The chief executive of Cruise, Dan Ammann, in a letter to
Biden dated May 17, asked him to back legislation raising the cap on the number
of vehicles that a company can seek to have exempted from safety standards that
do not meet existing federal requirements that assume human drivers are in
control.
The cap, Ammann wrote, "acts as a U.S.-only impediment
to building these vehicles at scale in the United States." Cruise provided
a copy of the letter to Reuters.
"China’s top down, centrally directed approach imposes
no similar restraints on their home grown AV industry," Ammann wrote.
"We do not seek, require or desire government funding; we seek your help
in leveling the playing field," he said, citing research that AVs are
"estimated to create and sustain 108,000 jobs over the next five
years."
The White House declined to comment on Monday.

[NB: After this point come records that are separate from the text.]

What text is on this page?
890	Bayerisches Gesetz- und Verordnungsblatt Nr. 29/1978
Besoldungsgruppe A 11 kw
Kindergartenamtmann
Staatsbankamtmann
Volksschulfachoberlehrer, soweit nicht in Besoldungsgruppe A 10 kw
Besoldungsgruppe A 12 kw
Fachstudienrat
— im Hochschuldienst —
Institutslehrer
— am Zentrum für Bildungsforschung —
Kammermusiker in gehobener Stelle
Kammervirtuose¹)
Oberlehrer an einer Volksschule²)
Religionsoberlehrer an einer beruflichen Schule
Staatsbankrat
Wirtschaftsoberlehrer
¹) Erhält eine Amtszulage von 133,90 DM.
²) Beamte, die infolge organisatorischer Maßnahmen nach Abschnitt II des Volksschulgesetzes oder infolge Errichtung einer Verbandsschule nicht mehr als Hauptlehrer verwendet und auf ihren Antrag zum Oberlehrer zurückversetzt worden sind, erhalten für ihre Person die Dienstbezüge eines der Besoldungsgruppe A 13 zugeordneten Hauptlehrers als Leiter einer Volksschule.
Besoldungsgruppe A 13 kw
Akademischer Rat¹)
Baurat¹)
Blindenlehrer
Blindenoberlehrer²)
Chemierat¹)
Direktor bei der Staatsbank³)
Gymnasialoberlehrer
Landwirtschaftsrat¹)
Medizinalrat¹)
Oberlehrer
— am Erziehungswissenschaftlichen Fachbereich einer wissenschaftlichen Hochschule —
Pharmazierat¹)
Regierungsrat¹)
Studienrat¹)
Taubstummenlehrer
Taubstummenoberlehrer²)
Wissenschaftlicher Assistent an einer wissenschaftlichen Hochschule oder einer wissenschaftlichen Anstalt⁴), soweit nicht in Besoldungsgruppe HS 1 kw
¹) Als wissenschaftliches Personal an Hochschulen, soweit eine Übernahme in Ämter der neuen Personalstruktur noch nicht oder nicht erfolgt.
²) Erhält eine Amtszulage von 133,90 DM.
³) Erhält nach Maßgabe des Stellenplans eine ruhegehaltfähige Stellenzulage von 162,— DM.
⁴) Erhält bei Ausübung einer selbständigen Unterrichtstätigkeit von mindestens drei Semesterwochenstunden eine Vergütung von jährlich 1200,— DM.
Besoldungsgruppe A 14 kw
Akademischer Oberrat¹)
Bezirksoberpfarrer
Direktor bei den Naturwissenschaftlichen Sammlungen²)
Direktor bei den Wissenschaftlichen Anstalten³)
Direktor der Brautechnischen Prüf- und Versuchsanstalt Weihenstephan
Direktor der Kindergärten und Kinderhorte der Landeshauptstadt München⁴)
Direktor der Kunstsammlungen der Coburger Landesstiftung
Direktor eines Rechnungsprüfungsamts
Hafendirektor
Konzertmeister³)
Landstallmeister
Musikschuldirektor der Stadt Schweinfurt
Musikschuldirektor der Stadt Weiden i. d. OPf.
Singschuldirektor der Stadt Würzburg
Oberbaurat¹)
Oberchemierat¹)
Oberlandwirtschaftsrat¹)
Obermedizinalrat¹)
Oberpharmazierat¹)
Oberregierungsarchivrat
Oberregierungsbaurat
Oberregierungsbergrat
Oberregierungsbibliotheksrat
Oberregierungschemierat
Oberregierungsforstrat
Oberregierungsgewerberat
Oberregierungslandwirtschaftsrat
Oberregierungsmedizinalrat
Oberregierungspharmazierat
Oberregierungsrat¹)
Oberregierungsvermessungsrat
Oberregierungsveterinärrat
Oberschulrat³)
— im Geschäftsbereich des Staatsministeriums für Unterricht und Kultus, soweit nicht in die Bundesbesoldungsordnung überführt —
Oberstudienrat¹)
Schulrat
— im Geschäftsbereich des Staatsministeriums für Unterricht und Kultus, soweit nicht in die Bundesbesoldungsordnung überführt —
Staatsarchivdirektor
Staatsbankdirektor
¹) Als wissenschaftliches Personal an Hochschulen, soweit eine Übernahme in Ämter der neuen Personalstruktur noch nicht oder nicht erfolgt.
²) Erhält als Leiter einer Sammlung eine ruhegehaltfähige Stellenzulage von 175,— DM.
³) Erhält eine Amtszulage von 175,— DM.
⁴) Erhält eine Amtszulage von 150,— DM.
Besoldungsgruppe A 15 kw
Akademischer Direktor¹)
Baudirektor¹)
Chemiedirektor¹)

Senators John Thune and Gary Peters have been working for
several years on efforts to ease restrictions on AVs. An amendment to a bill
designed to address U.S. competitiveness against China proposed by Thune to
raise the cap stalled last week amid opposition from labor unions and
plaintiffs attorneys, but Thune and Peters are expected to continue to pursue
the issue.
Thune and Peters in April circulated language for potential
legislation to grant the National Highway Traffic Safety Administration the
power to lift the cap and initially exempt 15,000 self-driving vehicles per
manufacturer, rising to 80,000 within three years. The NHTSA would need to
certify self-driving vehicles exempted are at least as safe as human-driven
ones.
Ammann, in his letter to Biden, said that "without your
support and congressional action to revise these self imposed barriers, the
U.S. AV manufacturing industry will lag, AI development will stall, and our
foreign competitors will race ahead."
The auto industry, Alphabet Inc's Waymo and others have been
pushing for years to convince Congress to speed self-driving vehicle
deployment.
Reuters reported May 11 that Waymo and California-based
Cruise have applied for permits needed to start charging for rides and delivery
using autonomous vehicles in San Francisco, citing state documents.
In October, Cruise said it planned to seek NHTSA approval to
deploy a limited number of Cruise Origin vehicles without steering wheels or
pedals. The Origin, which was developed with GM and Cruise investor Honda
Motor, has two long seats facing each other that can comfortably fit four
passengers. Production is expected to begin in early 2023.